Мне следовало бы вас возненавидеть, ваше преосвященство… Как вы догадались, что она мне понравится? Боже мой! Ну и дурак же я! Каждый день к вам валом валят каяться мужчины, и вы их всех посылаете к Лене Дойчевой, как на бойню, ничего удивительного. Я, как последний идиот, воображал себя ее единственной ослепленной жертвой. Но в вашей промороженной церкви эта фея, наверно, одна из самых горячительных тем исповеди. Сколько клиентов является сюда каждую неделю описывать вам ее огненную белоснежность, едва проклюнувшиеся грудки и прозрачные зрачки? Ваше целомудрие с лихвой вознаграждено: слушая весь год рассказы о Лене — пожирательнице сердец, вы можете расслабиться и получить удовольствие. Вот почему вы отправляете к ней заблудшие души за вожделенной дозой непорочности… Как сладко, должно быть, замкнуться в бородатом молчании и кивать время от времени, внимая одному и тому же нытью, спровоцированному одной и той же дрянной девчонкой? Жизнь служителя культа не чужда роскоши: ваш обет надежно защищает вас от демонов страсти, зато слух позволяет насладиться ими по доверенности. Прелесть что за порядки! Я завидую вашей силе, ибо сам слаб. В любом случае, как вы понимаете, я не сержусь на вас за то, что вы навели меня на Лену Дойчеву. А тайна исповеди прикроет нас всех от милиции.

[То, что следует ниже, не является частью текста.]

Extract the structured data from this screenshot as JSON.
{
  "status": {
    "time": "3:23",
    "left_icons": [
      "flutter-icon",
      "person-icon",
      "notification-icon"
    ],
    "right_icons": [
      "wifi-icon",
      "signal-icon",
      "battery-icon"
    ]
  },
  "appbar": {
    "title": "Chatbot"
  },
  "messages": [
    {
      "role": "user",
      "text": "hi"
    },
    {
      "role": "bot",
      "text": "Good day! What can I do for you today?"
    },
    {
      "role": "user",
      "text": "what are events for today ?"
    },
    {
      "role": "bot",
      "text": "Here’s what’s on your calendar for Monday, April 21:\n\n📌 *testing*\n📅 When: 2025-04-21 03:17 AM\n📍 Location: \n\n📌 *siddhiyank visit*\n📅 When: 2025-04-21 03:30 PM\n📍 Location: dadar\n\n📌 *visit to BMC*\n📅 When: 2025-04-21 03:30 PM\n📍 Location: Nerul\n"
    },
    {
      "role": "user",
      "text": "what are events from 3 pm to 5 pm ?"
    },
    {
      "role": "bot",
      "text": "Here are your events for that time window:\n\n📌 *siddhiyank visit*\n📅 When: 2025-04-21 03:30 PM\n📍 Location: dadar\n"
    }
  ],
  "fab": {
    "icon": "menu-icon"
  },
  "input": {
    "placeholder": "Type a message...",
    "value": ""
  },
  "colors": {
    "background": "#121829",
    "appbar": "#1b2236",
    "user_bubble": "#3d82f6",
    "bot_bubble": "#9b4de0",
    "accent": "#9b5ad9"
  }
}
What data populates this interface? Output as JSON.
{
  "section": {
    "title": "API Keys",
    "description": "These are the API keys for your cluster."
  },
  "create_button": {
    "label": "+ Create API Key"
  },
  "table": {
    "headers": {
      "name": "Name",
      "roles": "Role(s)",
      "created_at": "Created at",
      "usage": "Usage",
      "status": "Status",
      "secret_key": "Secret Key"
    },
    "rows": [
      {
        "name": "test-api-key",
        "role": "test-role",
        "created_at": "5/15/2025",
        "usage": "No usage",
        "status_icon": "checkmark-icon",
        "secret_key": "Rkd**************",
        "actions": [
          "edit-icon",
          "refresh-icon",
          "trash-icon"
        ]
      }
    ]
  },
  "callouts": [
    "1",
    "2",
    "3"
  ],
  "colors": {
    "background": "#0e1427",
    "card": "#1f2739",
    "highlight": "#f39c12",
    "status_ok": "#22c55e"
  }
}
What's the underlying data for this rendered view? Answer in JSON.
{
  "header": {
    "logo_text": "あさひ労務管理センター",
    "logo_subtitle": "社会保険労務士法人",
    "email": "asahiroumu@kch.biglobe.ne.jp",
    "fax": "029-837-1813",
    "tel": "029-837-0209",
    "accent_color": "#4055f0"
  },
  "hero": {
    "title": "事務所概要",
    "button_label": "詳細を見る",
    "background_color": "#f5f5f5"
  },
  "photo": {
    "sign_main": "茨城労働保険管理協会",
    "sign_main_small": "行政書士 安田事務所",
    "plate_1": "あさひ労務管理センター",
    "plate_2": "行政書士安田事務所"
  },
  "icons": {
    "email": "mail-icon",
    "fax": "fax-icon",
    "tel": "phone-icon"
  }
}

На следующий день после нашего разговора я позвонил ее матери и оставил короткое сообщение: «Дорогая госпожа Дойчева, передайте вашей дочери Лене, что она приглашается на кастинг конкурса „Aristo Style of the Moment“ в гостинице „Европейская“ в Санкт-Петербурге 23 мая в 15 часов. Ваш телефон мне дал отец Иерохиромандрит из храма Христа Спасителя». И тут же забыл о ней. Теперь, увы, мне это уже не удастся.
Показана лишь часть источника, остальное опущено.